Why does an empty loop use so much processor time? - c++

If I have an empty while loop in my code such as:
while(true);
It will drive the processor usage up to about 25%. However if I do the following:
while(true)
Sleep(1);
It will only use about 1%.
So why is that?
Update: Thanks for all the great replies, but I guess I really should have asked this question, What's the algorithm behind sleep()? which is more of want I wanted to know.

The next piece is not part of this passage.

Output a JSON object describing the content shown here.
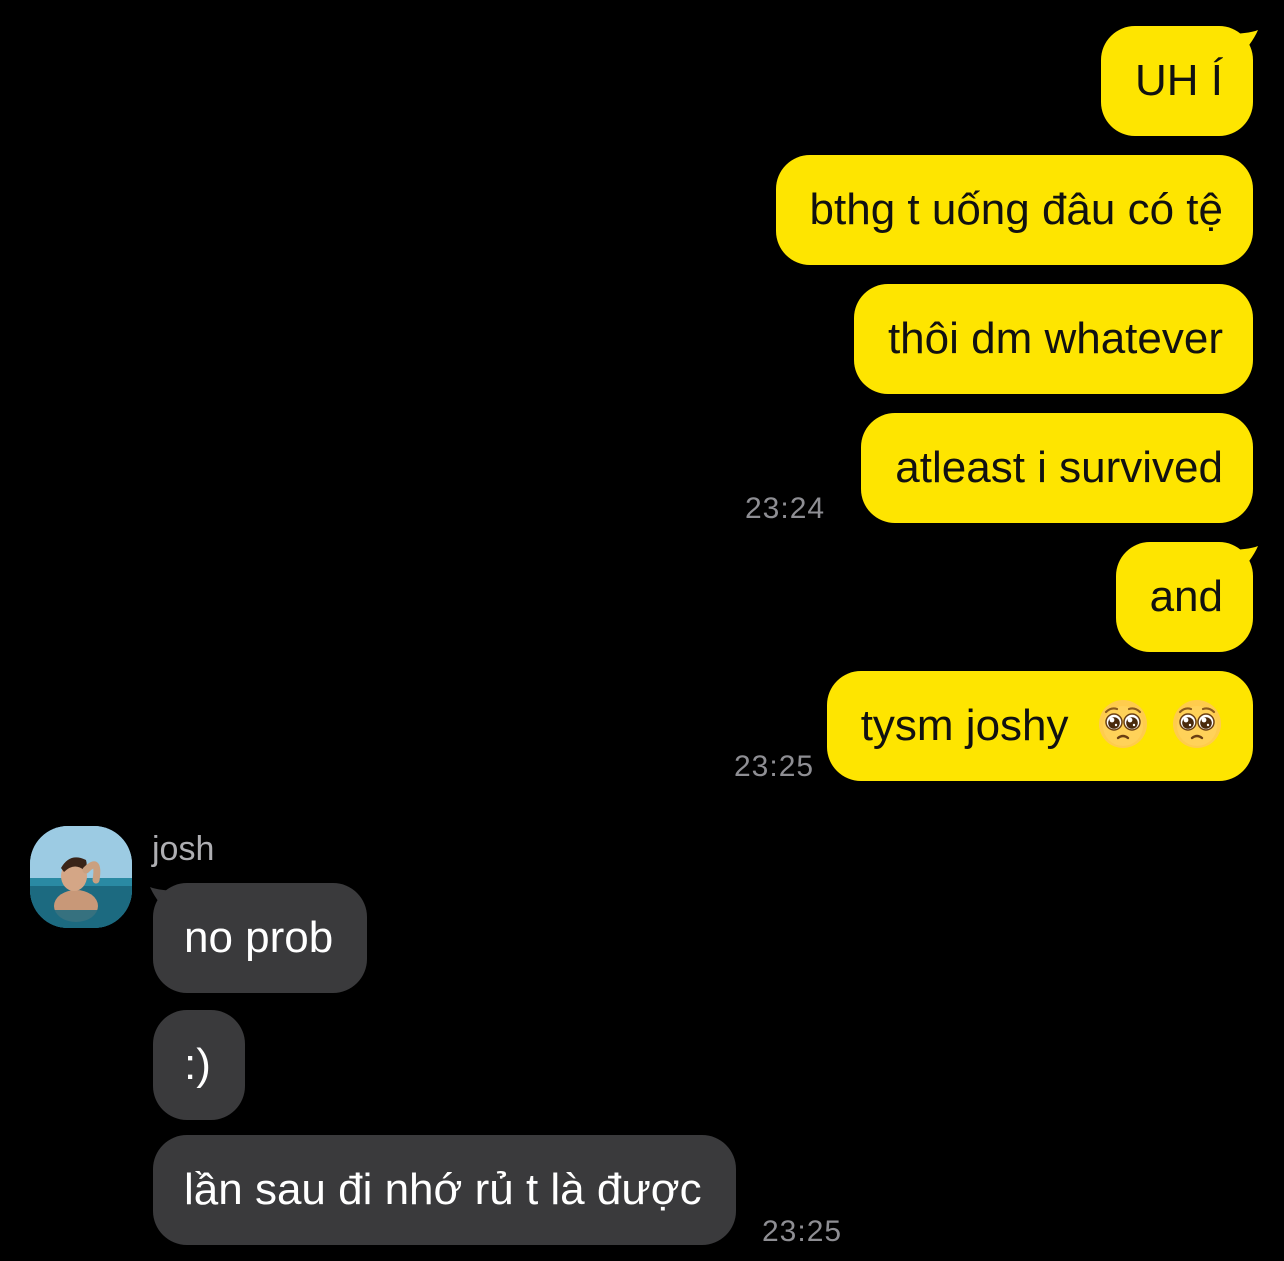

With the former, the condition true must be checked by the processor as often as the application can possibly get focus. As soon as the application gets processor attention, it checks true, just like any other loop condition, to see if the next instruction in the loop can be executed. Of course, the next instruction in the loop is also true. Basically, you are forcing the processor to constantly determine whether or not true is true, which, although trivial, when performed constantly bogs the processor down.
In the latter, the processor checks true once, and then executes the next statement. In this case, that is a 1ms wait. Since 1 ms is far greater than the amount of time required to check true, and the processor knows it can do other things during this wait, you free up a lot of power.

I am going to guess that you have four cores on your multicore processor, which would explain the 25%, as you are completely tying up one processor doing your busy loop, as the only break in it is when the application is delayed so another application can run (but that may not happen depending on the load).
When you put a thread to sleep then it allows the OS to do other operations, and it knows when, as a minimum, to come back and wake up the thread, so it can continue it's work.

The first continuously uses CPU operations. The latter switches the context of the currently running thread, putting is in sleep mode, thus allowing for other processes to be scheduled.

You have a quad-core machine, am I right? If so,
while(true);
is actually using 100% of one of your cores.
To the operating system, it seems your program has a lot of work to do. So the operating system lets the program go ahead with this work. It can't tell the difference between your program number crunching like crazy, and doing a useless infinite loop.
Sleep(1);
on the other hand explicitly tells the operating system that your have no work to do for the next millisecond. The OS will thus stop running your program and let other programs do work.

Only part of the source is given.